Disrupting the Colonial Gaze Towards Alternative Sexual Justice Engagements With Young People in South Africa
Abstract
This chapter unpacks the failures and embeddedness of much of the research on young sexualities in South Africa in an exploitative and epistemologically violent politics of knowledge. I argue that it is not only a lack of rigorous attention and reflexivity but also neglect of a political ethics of care (Tronto 1993, 2013) and relational ontology (Barad 2007) that undermines efforts to achieve an ethical, just, non-extractive, and non-representational transnational intersectional feminist research praxis. I find Haraway’s (2016) call to “stay with the trouble” and Sedgwick’s (2003) notion of “reparative reading” particularly helpful in highlighting how the problematic practices and political effects outlined here are embedded in a larger imperative to re-think how we make knowledge. This chapter concludes with some possibilities for a more hopeful transnational feminist engagement; one that engages a feminist ethics and politics of care and relationality, inspired by the “troubling” knowledges emerging from the fruitful entanglements of decolonial, feminist, and queer art, activism, and scholarship.

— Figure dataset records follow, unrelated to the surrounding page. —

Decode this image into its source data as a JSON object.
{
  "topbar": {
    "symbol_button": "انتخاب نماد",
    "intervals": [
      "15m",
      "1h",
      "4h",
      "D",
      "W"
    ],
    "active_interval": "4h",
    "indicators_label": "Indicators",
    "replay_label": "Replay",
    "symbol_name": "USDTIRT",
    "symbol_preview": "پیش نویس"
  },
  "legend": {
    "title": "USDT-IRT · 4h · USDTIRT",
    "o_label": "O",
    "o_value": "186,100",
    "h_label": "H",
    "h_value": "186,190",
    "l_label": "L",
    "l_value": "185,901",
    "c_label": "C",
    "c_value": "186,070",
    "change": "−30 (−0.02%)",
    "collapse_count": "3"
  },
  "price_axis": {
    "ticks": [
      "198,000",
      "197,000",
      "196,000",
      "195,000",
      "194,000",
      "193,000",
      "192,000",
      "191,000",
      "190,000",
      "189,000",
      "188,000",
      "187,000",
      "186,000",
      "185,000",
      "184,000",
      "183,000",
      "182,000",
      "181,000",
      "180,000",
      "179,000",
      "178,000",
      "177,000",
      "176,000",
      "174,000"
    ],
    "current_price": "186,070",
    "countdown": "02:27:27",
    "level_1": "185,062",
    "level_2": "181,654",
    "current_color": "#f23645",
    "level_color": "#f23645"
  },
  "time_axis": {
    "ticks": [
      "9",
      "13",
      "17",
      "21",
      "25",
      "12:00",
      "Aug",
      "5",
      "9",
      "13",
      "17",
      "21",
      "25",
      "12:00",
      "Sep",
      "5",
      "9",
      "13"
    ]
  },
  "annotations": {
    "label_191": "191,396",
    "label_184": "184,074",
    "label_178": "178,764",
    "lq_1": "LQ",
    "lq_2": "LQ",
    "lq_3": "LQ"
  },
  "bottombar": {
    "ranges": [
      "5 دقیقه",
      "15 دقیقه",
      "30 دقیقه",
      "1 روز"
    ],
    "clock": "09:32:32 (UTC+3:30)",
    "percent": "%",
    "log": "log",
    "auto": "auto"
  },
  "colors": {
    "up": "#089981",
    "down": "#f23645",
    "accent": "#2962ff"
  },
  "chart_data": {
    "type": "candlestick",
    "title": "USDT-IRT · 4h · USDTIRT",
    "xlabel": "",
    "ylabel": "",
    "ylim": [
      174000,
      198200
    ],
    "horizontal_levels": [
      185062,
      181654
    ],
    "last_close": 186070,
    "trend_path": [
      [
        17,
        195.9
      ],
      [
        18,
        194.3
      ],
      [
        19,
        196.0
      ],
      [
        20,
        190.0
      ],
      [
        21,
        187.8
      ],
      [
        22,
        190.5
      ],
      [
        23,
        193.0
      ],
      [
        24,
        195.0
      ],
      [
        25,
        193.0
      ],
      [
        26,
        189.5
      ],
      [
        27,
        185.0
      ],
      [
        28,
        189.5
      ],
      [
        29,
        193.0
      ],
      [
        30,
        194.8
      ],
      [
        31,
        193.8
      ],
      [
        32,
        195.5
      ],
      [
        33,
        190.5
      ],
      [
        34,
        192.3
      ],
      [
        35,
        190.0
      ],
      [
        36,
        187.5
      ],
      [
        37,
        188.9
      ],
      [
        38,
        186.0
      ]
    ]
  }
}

Since the early 1990s, as South Africa emerged out of apartheid, HIV as a global and local challenges became a national imperative, alongside building a democratic state. Consequently, significant international focus and funds were directed at Southern Africa and other global Southern contexts. In South Africa, the wave of funding and invitations for collaborative research was welcome, especially in light of the apartheid era isolation. As a result, a wide range of research was initiated focusing on sexual practices in South Africa, primarily through the lens of HIV and GBV (Vetten 2018).